Others, like Mariam, a water, sanitation and hygiene expert from Khan Younis, found nothing at all to return to — not even during previous truces.
“We didn’t find any homes to go back to,” she told Arab News.
“I did go back during the November 2023 truce, but my family’s house was completely destroyed. I only managed to collect a few belongings from there. I didn’t find much, not even clothes. Just a few items.
“We couldn’t even live there for half a day — it was unlivable.”
Her siblings’ homes were gone as well. “My sister’s house was completely destroyed, beyond repair, and my brother’s house too,” Mariam said.
“Ever since we were displaced from Khan Younis to the central area, we haven’t gone back. Most of the houses there were destroyed … If anyone still has a house, it’s in the central area — some are in Khan Younis or Gaza City.
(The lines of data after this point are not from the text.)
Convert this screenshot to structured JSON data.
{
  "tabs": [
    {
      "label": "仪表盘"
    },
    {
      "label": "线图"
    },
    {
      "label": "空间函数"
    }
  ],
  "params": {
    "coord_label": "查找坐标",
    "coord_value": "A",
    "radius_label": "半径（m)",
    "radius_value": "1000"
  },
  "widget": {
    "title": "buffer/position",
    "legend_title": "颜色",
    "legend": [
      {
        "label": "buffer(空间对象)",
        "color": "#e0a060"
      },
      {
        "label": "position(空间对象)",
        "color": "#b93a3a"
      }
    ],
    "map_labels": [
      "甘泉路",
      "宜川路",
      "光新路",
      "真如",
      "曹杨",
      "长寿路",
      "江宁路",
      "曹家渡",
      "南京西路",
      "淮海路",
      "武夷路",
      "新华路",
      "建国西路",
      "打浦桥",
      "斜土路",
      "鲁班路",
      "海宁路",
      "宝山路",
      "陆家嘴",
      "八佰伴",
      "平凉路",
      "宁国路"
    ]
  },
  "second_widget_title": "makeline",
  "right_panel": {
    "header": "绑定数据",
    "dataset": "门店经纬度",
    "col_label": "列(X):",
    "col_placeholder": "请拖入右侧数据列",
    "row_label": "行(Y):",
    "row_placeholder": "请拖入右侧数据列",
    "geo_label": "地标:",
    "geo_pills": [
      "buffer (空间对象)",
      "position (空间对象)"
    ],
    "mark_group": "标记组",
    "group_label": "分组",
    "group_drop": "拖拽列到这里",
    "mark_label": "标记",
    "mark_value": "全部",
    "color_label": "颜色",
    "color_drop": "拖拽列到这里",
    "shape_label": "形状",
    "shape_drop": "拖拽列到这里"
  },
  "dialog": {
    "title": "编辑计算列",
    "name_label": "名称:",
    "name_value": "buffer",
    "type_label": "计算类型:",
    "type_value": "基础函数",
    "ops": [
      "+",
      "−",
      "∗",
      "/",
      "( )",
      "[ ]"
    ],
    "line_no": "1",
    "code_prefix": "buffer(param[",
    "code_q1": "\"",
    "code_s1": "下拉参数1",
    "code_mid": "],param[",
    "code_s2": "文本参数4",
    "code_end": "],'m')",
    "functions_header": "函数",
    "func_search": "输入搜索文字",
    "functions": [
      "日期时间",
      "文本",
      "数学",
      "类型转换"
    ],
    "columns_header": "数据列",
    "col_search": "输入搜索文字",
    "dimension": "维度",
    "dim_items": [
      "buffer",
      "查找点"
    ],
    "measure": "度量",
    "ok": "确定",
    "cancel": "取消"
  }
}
“But none of my family went back to their homes; they’re all displaced in the central area, in Deir Al-Balah and around there.
“That experience of returning and cleaning the house, we didn’t live through that, because there was never a chance to. Even during the truce, my family wasn’t in Khan Younis at all.”
Harazen believes outsiders misunderstood Gaza before the war. “People think we were poor, that we always needed help,” he said. “But before the war, we were proud and dignified. Everyone had a home. You rarely saw anyone living in a tent.”
Despite years of blockade and economic isolation, Gaza had a vibrant social life — bustling markets, family-friendly neighborhoods, historic landmarks, and beaches where families gathered to fish, relax, and socialize.
“Gaza was full of hotels, restaurants, cafes, and tourist places,” said Harazen. “The biggest proof are videos by content creators from before the war.”
Sixteen years under Israeli blockade and movement restrictions cost Gaza nearly $36 billion in lost gross domestic product between 2007 and 2023, according to the UN Conference on Trade and Development.
Harazen sees little room for hope. “The future in Gaza feels very uncertain,” he said. “I sit here wondering if I’ll keep living in the south, in a tent, or if I’ll ever be able to return north.
“So many thoughts spin in my head. What should I do? Will things ever get better? Will there be reconstruction? Will life improve? I don’t know.”